In the present embodiment, it is tied using using Delayed Neural Networks (Time-delay Neural Network, TDNN) Structure, used TDNN structures are seven layers, each 576 output nodes of hidden layer, using ReLU activation primitives, every layer of configuration point It is not：{ -1,0,1 } { -1,0,1,2 } { -3,0,3 } { -3,0,3 } { -6,3,0 } { 0 }, wherein { -1,0,1 } represent first layer will be defeated Enter the present frame of layer and its input feature vector of former frame and a later frame be stitched together as input, and so on, every layer of meeting by its The output node at preceding layer several moment is stitched together as input.The output node number of network for 78 (39 English phonemes and Corresponding 39 " blank " symbols).

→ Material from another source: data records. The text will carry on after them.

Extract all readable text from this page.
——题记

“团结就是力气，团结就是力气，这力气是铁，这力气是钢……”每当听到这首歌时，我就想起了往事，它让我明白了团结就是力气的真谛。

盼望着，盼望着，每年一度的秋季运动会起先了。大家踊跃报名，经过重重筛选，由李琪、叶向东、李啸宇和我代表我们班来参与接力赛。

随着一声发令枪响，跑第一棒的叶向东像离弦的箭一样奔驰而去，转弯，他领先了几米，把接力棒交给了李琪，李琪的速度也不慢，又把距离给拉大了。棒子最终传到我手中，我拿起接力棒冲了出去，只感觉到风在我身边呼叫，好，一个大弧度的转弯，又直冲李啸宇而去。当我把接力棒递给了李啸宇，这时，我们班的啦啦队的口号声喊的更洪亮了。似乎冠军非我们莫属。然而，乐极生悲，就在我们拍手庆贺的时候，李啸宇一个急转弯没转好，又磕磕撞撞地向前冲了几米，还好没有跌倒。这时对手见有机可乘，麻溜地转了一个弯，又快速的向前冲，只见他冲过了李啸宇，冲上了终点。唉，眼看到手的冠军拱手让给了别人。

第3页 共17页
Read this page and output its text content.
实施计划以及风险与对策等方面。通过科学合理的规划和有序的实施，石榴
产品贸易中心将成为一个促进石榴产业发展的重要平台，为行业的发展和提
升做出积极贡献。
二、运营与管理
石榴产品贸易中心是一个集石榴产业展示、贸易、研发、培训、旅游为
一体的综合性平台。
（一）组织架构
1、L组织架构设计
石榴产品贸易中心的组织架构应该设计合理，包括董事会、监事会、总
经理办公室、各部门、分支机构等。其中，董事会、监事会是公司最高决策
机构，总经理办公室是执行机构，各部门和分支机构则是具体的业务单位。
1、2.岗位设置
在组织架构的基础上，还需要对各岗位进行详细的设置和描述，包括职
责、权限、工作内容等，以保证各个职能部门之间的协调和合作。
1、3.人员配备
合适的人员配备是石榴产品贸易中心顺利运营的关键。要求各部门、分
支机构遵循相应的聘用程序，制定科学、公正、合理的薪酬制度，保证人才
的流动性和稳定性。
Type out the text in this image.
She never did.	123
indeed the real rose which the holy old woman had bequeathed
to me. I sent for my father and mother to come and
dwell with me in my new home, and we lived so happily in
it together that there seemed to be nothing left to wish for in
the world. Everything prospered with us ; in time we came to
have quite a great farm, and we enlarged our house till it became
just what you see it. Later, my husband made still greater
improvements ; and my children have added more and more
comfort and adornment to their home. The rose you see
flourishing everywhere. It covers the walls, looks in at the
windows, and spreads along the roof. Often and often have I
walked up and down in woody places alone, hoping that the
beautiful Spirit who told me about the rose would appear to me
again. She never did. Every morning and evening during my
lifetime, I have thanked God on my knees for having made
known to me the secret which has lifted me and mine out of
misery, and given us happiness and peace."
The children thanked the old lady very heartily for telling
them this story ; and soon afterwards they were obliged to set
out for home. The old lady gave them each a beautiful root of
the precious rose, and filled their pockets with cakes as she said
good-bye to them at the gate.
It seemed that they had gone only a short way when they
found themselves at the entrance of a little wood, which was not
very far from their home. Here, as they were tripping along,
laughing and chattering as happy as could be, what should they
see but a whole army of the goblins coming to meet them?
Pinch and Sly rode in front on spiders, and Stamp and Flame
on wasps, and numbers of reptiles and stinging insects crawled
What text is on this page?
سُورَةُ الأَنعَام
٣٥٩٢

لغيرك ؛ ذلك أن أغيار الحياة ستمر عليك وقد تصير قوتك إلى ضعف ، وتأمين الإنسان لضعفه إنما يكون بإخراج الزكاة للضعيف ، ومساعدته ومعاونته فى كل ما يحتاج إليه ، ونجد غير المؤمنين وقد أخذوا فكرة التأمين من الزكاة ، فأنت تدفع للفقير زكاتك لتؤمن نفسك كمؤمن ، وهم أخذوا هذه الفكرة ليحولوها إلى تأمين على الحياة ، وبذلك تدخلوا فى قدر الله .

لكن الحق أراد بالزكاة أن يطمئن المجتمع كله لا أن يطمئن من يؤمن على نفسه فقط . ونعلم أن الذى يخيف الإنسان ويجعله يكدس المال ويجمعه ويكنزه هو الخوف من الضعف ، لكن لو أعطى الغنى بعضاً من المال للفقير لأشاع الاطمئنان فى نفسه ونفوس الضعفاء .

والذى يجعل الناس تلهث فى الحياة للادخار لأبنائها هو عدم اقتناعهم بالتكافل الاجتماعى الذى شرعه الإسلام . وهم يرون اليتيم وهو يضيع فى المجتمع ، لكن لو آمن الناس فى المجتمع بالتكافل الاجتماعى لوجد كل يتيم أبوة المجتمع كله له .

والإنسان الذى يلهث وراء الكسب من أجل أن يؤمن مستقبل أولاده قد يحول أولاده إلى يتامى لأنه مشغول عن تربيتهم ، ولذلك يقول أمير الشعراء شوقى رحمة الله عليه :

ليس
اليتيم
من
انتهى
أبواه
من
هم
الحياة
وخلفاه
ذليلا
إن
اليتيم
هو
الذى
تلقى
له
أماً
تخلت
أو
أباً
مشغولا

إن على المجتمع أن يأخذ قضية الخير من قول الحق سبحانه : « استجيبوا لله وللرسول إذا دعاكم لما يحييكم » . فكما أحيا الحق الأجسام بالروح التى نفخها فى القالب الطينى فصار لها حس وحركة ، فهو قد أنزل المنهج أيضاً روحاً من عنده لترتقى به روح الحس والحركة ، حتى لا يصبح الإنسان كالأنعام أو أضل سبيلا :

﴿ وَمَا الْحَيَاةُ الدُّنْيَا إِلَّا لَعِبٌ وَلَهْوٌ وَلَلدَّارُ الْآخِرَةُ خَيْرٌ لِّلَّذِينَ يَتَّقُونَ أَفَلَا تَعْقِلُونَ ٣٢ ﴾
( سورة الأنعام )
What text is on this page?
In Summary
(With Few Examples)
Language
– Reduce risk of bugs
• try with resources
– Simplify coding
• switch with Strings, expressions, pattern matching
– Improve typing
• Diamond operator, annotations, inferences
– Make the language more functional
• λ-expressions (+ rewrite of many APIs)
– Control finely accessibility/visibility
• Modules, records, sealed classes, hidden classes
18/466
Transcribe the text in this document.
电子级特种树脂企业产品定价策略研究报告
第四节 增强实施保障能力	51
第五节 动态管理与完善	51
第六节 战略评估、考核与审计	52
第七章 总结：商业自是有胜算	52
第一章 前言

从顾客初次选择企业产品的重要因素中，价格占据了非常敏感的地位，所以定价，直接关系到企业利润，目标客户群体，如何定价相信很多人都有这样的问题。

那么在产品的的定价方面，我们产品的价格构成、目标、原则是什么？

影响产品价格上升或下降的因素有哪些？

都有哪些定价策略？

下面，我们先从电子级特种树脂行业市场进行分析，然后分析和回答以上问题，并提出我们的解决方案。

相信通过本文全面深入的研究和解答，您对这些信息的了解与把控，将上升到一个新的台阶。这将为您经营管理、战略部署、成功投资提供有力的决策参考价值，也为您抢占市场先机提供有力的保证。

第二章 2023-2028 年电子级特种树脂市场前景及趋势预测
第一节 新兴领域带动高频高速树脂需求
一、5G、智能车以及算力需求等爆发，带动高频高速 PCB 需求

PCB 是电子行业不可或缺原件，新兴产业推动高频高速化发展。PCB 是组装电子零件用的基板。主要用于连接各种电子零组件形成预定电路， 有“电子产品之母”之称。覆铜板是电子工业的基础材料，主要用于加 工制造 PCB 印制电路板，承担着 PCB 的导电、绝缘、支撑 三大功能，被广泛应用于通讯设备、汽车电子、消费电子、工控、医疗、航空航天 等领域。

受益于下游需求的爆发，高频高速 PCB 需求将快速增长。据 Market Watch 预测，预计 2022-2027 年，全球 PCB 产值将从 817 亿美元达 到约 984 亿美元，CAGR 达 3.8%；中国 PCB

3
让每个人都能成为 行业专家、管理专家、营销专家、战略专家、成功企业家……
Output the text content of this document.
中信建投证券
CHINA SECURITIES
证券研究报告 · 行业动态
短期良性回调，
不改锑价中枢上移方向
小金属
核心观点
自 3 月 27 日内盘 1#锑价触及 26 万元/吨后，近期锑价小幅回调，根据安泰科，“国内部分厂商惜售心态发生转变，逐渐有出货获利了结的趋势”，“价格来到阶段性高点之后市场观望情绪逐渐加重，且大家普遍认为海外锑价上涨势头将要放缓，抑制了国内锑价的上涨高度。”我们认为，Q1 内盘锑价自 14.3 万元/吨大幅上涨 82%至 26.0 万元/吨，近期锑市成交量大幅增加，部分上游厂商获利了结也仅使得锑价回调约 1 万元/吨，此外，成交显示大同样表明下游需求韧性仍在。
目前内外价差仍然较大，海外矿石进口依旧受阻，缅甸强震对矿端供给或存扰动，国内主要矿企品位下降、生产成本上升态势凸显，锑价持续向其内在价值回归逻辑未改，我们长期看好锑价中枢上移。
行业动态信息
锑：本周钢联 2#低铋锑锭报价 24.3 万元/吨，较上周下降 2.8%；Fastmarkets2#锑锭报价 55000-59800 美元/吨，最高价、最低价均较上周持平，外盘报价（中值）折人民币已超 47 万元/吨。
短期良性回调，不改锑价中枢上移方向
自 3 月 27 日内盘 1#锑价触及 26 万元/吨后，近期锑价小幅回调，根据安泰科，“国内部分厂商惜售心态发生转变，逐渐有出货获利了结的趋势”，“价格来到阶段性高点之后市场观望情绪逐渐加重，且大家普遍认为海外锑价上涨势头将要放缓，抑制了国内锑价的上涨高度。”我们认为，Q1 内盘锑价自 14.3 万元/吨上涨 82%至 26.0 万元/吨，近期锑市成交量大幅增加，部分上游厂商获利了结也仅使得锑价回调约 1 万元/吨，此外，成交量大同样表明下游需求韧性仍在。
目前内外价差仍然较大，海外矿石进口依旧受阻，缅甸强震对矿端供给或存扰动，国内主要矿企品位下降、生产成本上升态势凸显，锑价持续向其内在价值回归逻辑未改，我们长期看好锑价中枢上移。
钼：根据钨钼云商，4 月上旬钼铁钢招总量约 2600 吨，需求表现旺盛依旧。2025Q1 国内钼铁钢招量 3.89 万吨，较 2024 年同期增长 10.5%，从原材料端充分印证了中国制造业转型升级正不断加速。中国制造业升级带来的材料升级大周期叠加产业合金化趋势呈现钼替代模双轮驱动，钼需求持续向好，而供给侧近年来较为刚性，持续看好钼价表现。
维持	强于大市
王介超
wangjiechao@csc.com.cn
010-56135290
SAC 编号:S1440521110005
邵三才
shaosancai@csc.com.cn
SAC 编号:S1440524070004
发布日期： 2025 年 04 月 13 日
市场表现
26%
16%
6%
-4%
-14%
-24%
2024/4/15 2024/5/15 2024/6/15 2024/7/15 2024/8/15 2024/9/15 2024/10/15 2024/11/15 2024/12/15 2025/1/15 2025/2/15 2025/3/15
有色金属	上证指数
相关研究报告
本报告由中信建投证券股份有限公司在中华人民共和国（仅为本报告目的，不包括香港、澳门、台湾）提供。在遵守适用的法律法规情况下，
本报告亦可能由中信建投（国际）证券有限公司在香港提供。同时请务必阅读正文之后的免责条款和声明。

It should be noted last that the above embodiments are merely illustrative of the technical solutions of the present invention and it is unrestricted.Although ginseng The present invention is described in detail according to embodiment, it will be understood by those of ordinary skill in the art that, to the technical side of the present invention Case is modified or replaced equivalently, and without departure from the spirit and scope of technical solution of the present invention, should all be covered in the present invention Right in.

Claims

A kind of 1. method of the acoustic training model based on CTC, which is characterized in that this method includes：

One step 1, training initial GMM model, time point pressure is carried out with the GMM model to the text marking of training data Alignment, obtains the time zone corresponding to each phoneme in the phoneme notation sequence of training data；

Step 2, in the phoneme notation sequence of training data, be all inserted into after each phoneme one it is relevant " empty with the phoneme Symbol in vain ", then each phoneme gather around there are one distinctive " blank " symbol, the i.e. phoneme of the quantity of " blank " symbol and training data Phoneme quantity in annotated sequence is identical；

Step 3, using finite state machine, it is front and rear to meter to adding in one CTC of phoneme notation sequence construct after " blank " symbol The searching route figure of calculation；

Step 4, according to the time unifying in step 1 as a result, being limited the time range that each phoneme occurs, it is specified that each The time that phoneme occurs, in result be aligned setting " time tolerance " parameter set each phoneme time of occurrence, and according to This limitation carries out beta pruning to the searching route figure built in step 3, and phoneme position beyond the path of time restriction is cut, is obtained Required searching route figure when calculating network error to final CTC；

Step 5, using Delayed Neural Networks structure TDNN, carry out acoustic training model in conjunction with CTC methods, obtain final TDNN-CTC acoustic models, using ReLU as activation primitive in TDNN；The ReLU activation primitives formula is：

G (y)=max (0, y)

Wherein, g (y) represents the value by the neuron node after activation primitive, and y is represented by network before activation primitive The value of the neuron node of output.
2. the method for a kind of acoustic training model based on CTC according to claim 1, which is characterized in that in step 3 In, in the searching route for carrying out the preceding backcasting, each " blank " is allowed to continuously repeat arbitrary time and is occurred, and two phases Modeling phoneme between adjacent " blank " symbol discontinuously repeats.
3. the method for a kind of acoustic training model based on CTC according to claim 1, which is characterized in that described each Ranging from 50-300 milliseconds of phoneme time of occurrence.